Korea Utara Dituduh Bantu Suriah Produksi Senjata Kimia
Menurut laporan media The New York Times yang mengutip pakar PBB, Korea Utara mengirimkan peralatan ke Suriah yang bisa digunakan untuk memproduksi senjata kimia.
Menurut laporan itu, pasokan yang dikirim dari Korea Utara termasuk keramik tahan asam, katup dan termometer.
Sekjen PBB mengingatkan Korea Utara dan Suriah bahwa semua negara memiliki kewajiban untuk mengikuti peraturan yang melarang pembuatan dan penggunaan senjata kimia dan sanksi terhadap Korea Utara.
“Saya pikir pesan menyeluruhnya adalah bahwa semua negara anggota memiliki tugas dan tanggung jawab untuk mematuhi sanksi yang ada,” kata Stephane Dujarric, juru bicara sekretaris jenderal PBB, Antonio Guterres.
Ucapan tersebut muncul setelah adanya sebuah artikel di The New York Times tentang sebuah laporan PBB yang belum pernah dirilis dan menyebut bahwa Korea Utara memberi Pemerintah Suriah bahan untuk membuat senjata kimia.
Artikel tersebut mengklaim bahwa laporan PBB yang belum dirilis itu memberi bukti bahwa teknisi rudal Korea Utara terlihat bekerja di pabrik senjata kimia dan rudal di Suriah.

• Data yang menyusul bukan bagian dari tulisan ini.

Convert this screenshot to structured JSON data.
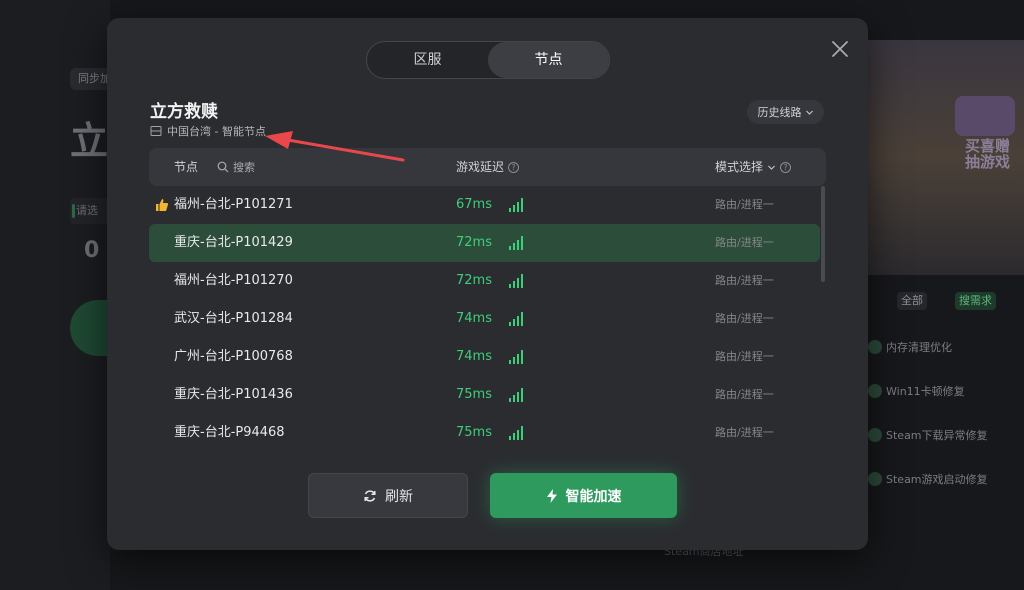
{
  "background": {
    "chip_label": "同步加",
    "big_text": "立",
    "select_label": "请选",
    "zero_text": "0",
    "banner_text": "买喜赠\n抽游戏",
    "tags": {
      "all": "全部",
      "search": "搜需求"
    },
    "tools": [
      "内存清理优化",
      "Win11卡顿修复",
      "Steam下载异常修复",
      "Steam游戏启动修复"
    ],
    "bottom_text": "Steam商店地址"
  },
  "modal": {
    "tabs": [
      {
        "label": "区服",
        "active": false
      },
      {
        "label": "节点",
        "active": true
      }
    ],
    "game_title": "立方救赎",
    "region_text": "中国台湾 - 智能节点",
    "history_label": "历史线路",
    "table": {
      "col_node": "节点",
      "search_placeholder": "搜索",
      "col_latency": "游戏延迟",
      "col_mode": "模式选择"
    },
    "rows": [
      {
        "node": "福州-台北-P101271",
        "latency": "67ms",
        "mode": "路由/进程一",
        "recommended": true,
        "selected": false
      },
      {
        "node": "重庆-台北-P101429",
        "latency": "72ms",
        "mode": "路由/进程一",
        "recommended": false,
        "selected": true
      },
      {
        "node": "福州-台北-P101270",
        "latency": "72ms",
        "mode": "路由/进程一",
        "recommended": false,
        "selected": false
      },
      {
        "node": "武汉-台北-P101284",
        "latency": "74ms",
        "mode": "路由/进程一",
        "recommended": false,
        "selected": false
      },
      {
        "node": "广州-台北-P100768",
        "latency": "74ms",
        "mode": "路由/进程一",
        "recommended": false,
        "selected": false
      },
      {
        "node": "重庆-台北-P101436",
        "latency": "75ms",
        "mode": "路由/进程一",
        "recommended": false,
        "selected": false
      },
      {
        "node": "重庆-台北-P94468",
        "latency": "75ms",
        "mode": "路由/进程一",
        "recommended": false,
        "selected": false
      }
    ],
    "refresh_label": "刷新",
    "accelerate_label": "智能加速"
  },
  "colors": {
    "accent_green": "#2e9a5e",
    "latency_green": "#3ccf7a",
    "annotation_red": "#e8484b"
  },
  "icons": [
    "close-icon",
    "server-icon",
    "chevron-down-icon",
    "search-icon",
    "help-icon",
    "thumbs-up-icon",
    "signal-bars-icon",
    "refresh-icon",
    "lightning-icon"
  ]
}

Menurut The New York Times yang telah melihat laporan tersebut, laporan yang disusun untuk Panel Pakar Komisi Sanksi PBB, yakni sekelompok penyidik yang fokus pada kepatuhan Korea Utara terhadap sanksi PBB, ini menyatakan bahwa kemungkinan komponen senjata kimia itu adalah bagian dari sekurang-kurangnya 40 pengiriman bagian rudal yang dilarang dikirim dari Korea Utara ke Suriah antara tahun 2012 dan 2017.
Tidak jelas apakah laporan tersebut akan dirilis.

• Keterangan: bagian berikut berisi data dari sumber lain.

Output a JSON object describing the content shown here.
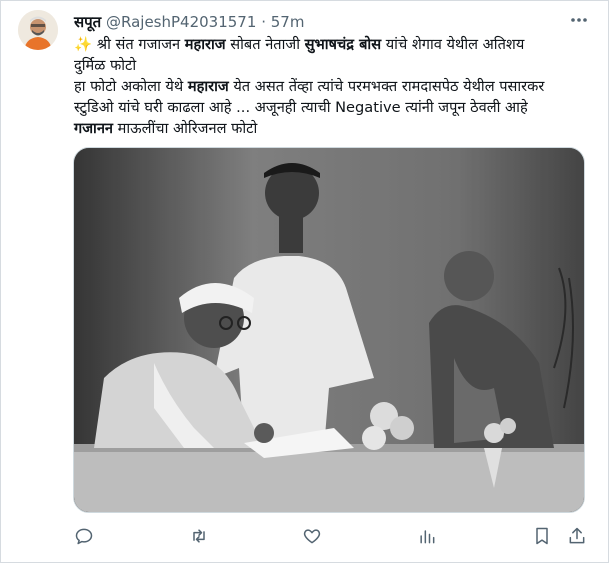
{
  "tweet": {
    "author_name": "सपूत",
    "handle": "@RajeshP42031571",
    "separator": "·",
    "time": "57m",
    "text_lines": [
      {
        "parts": [
          {
            "t": "✨ श्री संत गजाजन ",
            "b": false
          },
          {
            "t": "महाराज",
            "b": true
          },
          {
            "t": " सोबत नेताजी ",
            "b": false
          },
          {
            "t": "सुभाषचंद्र बोस",
            "b": true
          },
          {
            "t": " यांचे शेगाव येथील अतिशय",
            "b": false
          }
        ]
      },
      {
        "parts": [
          {
            "t": "दुर्मिळ फोटो",
            "b": false
          }
        ]
      },
      {
        "parts": [
          {
            "t": "हा फोटो अकोला येथे ",
            "b": false
          },
          {
            "t": "महाराज",
            "b": true
          },
          {
            "t": " येत असत तेंव्हा त्यांचे परमभक्त रामदासपेठ येथील पसारकर",
            "b": false
          }
        ]
      },
      {
        "parts": [
          {
            "t": "स्टुडिओ यांचे घरी काढला आहे ... अजूनही त्याची Negative त्यांनी जपून ठेवली आहे",
            "b": false
          }
        ]
      },
      {
        "parts": [
          {
            "t": " गजानन",
            "b": true
          },
          {
            "t": " माऊलींचा ओरिजनल फोटो",
            "b": false
          }
        ]
      }
    ]
  },
  "icons": {
    "more": "more-horizontal-icon",
    "reply": "reply-icon",
    "retweet": "retweet-icon",
    "like": "like-icon",
    "views": "views-icon",
    "bookmark": "bookmark-icon",
    "share": "share-icon"
  },
  "colors": {
    "text": "#0f1419",
    "muted": "#536471",
    "border": "#cfd9de"
  }
}
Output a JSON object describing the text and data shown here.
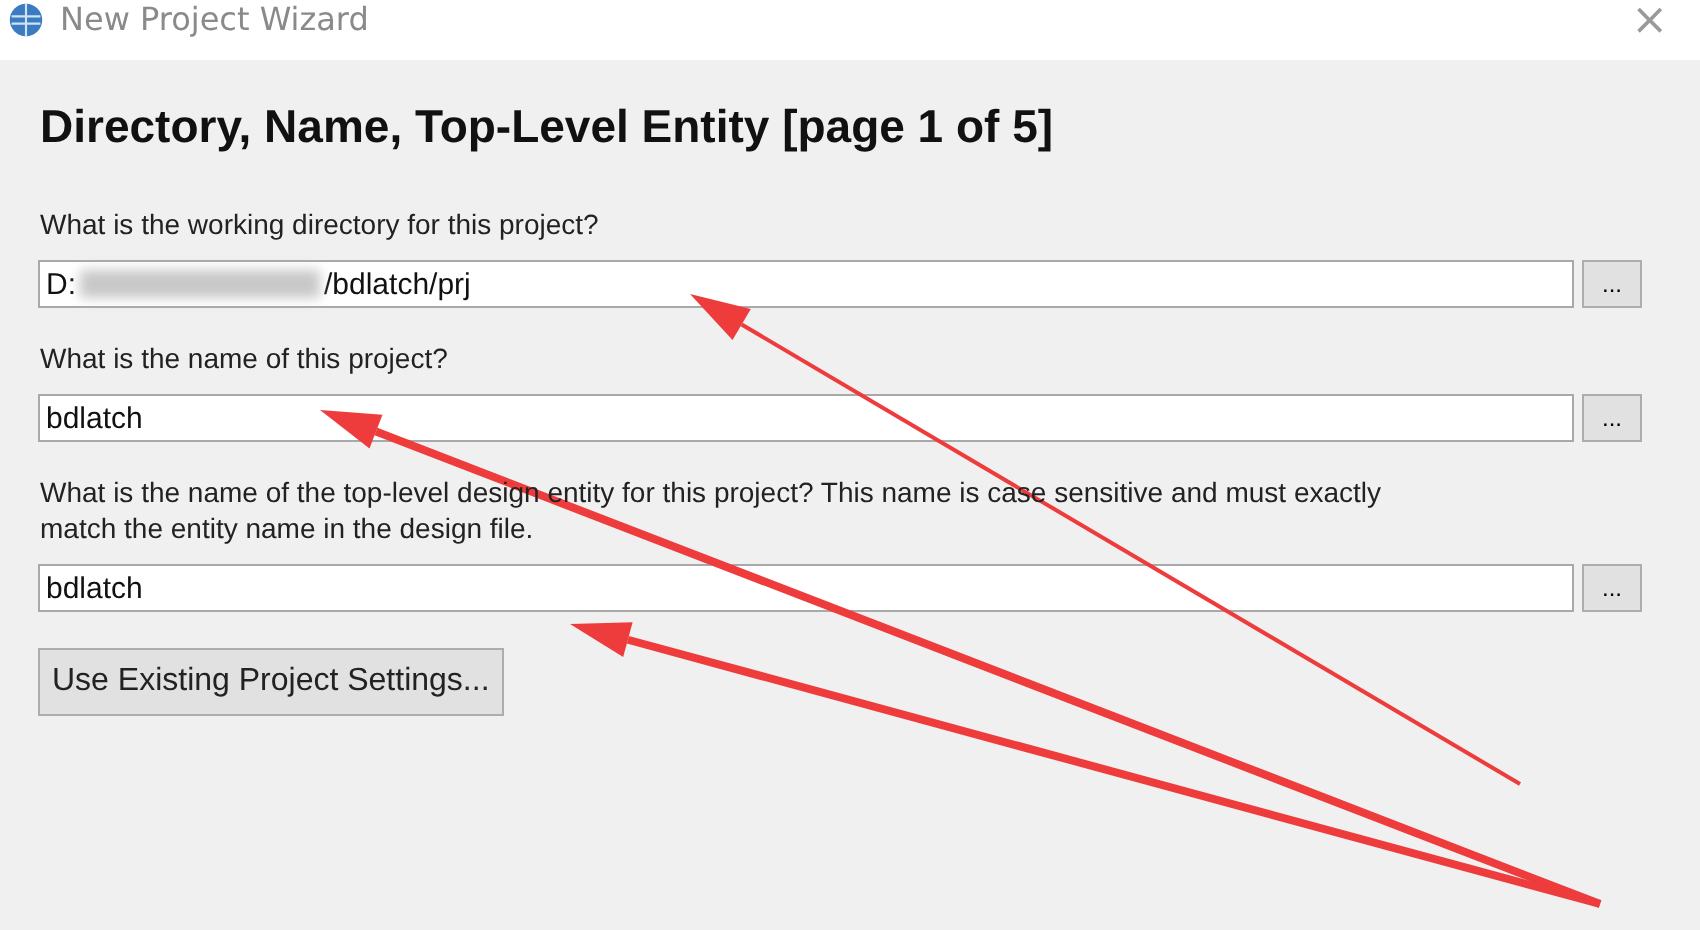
{
  "window": {
    "title": "New Project Wizard",
    "close": "×"
  },
  "heading": "Directory, Name, Top-Level Entity [page 1 of 5]",
  "fields": [
    {
      "label": "What is the working directory for this project?",
      "value_start": "D:",
      "value_end": "/bdlatch/prj",
      "redacted": true,
      "browse": "..."
    },
    {
      "label": "What is the name of this project?",
      "value_start": "bdlatch",
      "redacted": false,
      "browse": "..."
    },
    {
      "label": "What is the name of the top-level design entity for this project? This name is case sensitive and must exactly match the entity name in the design file.",
      "value_start": "bdlatch",
      "redacted": false,
      "browse": "..."
    }
  ],
  "button": "Use Existing Project Settings...",
  "annotations": [
    {
      "kind": "arrow"
    },
    {
      "kind": "arrow"
    },
    {
      "kind": "arrow"
    }
  ]
}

“Pemahaman saya, yang baru saja melihat laporan pers, adalah bahwa ini laporan yang masuk ke Panel Komite Sanksi Pakar,” kata Dujarric.

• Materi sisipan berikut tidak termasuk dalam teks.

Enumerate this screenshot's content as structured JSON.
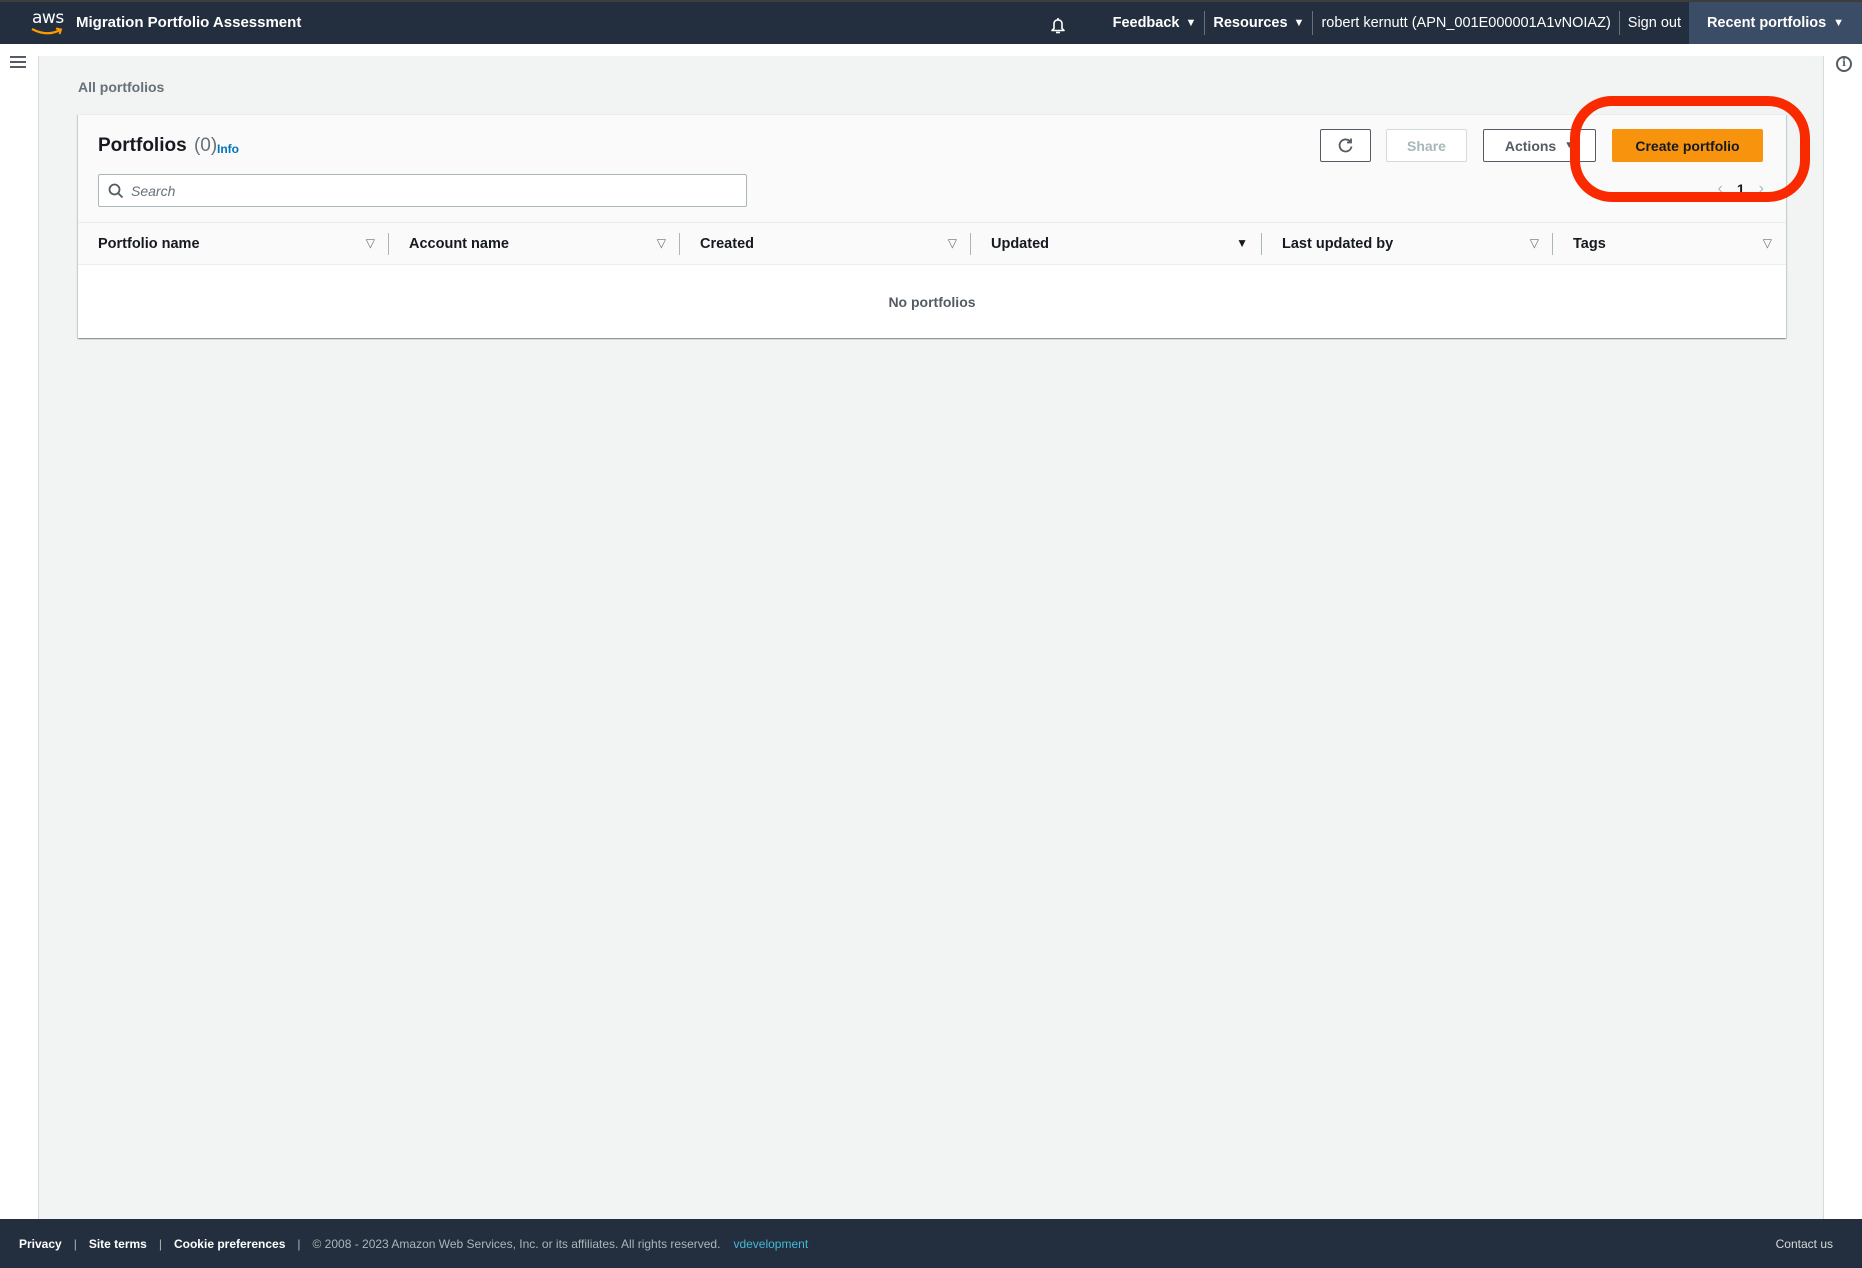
{
  "header": {
    "logo_text": "aws",
    "app_title": "Migration Portfolio Assessment",
    "notifications_icon": "bell-icon",
    "nav": [
      {
        "label": "Feedback",
        "has_caret": true
      },
      {
        "label": "Resources",
        "has_caret": true
      },
      {
        "label": "robert kernutt (APN_001E000001A1vNOIAZ)",
        "has_caret": false
      },
      {
        "label": "Sign out",
        "has_caret": false
      }
    ],
    "caret": "▼",
    "recent_portfolios_label": "Recent portfolios"
  },
  "side": {
    "menu_icon": "hamburger-icon",
    "help_icon": "info-icon",
    "help_glyph": "i"
  },
  "breadcrumb": "All portfolios",
  "portfolios": {
    "title": "Portfolios",
    "count": "(0)",
    "info_label": "Info",
    "search_placeholder": "Search",
    "search_value": "",
    "buttons": {
      "refresh_icon": "refresh-icon",
      "share": "Share",
      "actions": "Actions",
      "create": "Create portfolio"
    },
    "pagination": {
      "prev": "‹",
      "page": "1",
      "next": "›"
    },
    "columns": [
      {
        "label": "Portfolio name",
        "sort": "▽",
        "active": false
      },
      {
        "label": "Account name",
        "sort": "▽",
        "active": false
      },
      {
        "label": "Created",
        "sort": "▽",
        "active": false
      },
      {
        "label": "Updated",
        "sort": "▼",
        "active": true
      },
      {
        "label": "Last updated by",
        "sort": "▽",
        "active": false
      },
      {
        "label": "Tags",
        "sort": "▽",
        "active": false
      }
    ],
    "empty_message": "No portfolios"
  },
  "footer": {
    "links": [
      "Privacy",
      "Site terms",
      "Cookie preferences"
    ],
    "separator": "|",
    "copyright": "© 2008 - 2023 Amazon Web Services, Inc. or its affiliates. All rights reserved.",
    "environment": "vdevelopment",
    "contact": "Contact us"
  },
  "colors": {
    "header_bg": "#232f3e",
    "recent_bg": "#3b4d66",
    "primary_button": "#f7930c",
    "link": "#0073bb",
    "highlight": "#fa2a00"
  }
}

Juru bicara PBB tersebut juga mengatakan bahwa penembakan antara pemberontak dan pasukan pemerintah di Suriah tidak berhenti, meskipun ada sebuah gencatan senjata yang diperintahkan oleh PBB, dan tidak aman bagi tim bantuan untuk mengirim bantuan kemanusiaan dan medis ke Ghouta Timur dan bagian lain dari Suriah yang dilanda perang.
Presiden Suriah Bashar al-Assad setuju untuk menghancurkan senjata kimia negaranya pada tahun 2013.
Namun, pejabat Amerika Serikat dilaporkan percaya bahwa Assad secara diam-diam menyimpan sebagian dari persediaan bahan kimia dan mungkin terus mengembangkan persenjataan Suriah.
Myanmar juga menerima senjata
Berita tentang kemungkinan bantuan Korea Utara dalam program senjata kimia Suriah muncul setelah adanya laporan bahwa Myanmar telah menerima teknologi rudal balistik dan senjata dari Korea Utara.
Pemerintah Myanmar membantah memiliki hubungan militer dengan Korea Utara.
Namun awal bulan ini, sebuah laporan rahasia PBB lainnya, yang dilihat oleh Reuters, mengemukakan bahwa sebuah negara yang tidak disebutkan namanya melaporkan bahwa pihaknya memiliki bukti Myanmar menerima sistem rudal balistik dari Korea Utara, bersamaan dengan senjata konvensional, termasuk beberapa peluncur roket dan rudal darat-ke-udara.
Duta Besar Myanmar untuk PBB, Hau Do Suan, menanggapi klaim tersebut, yang menyatakan bahwa Pemerintah Myanmar “tidak memiliki hubungan senjata yang terus berlanjut, apapun itu, dengan Korea Utara” dan mematuhi resolusi Dewan Keamanan PBB.
Korea Utara diyakini memperoleh lebih dari $ 200 juta (atau setara Rp 2 triliun) dari ekspor terlarang pada tahun 2017 saja.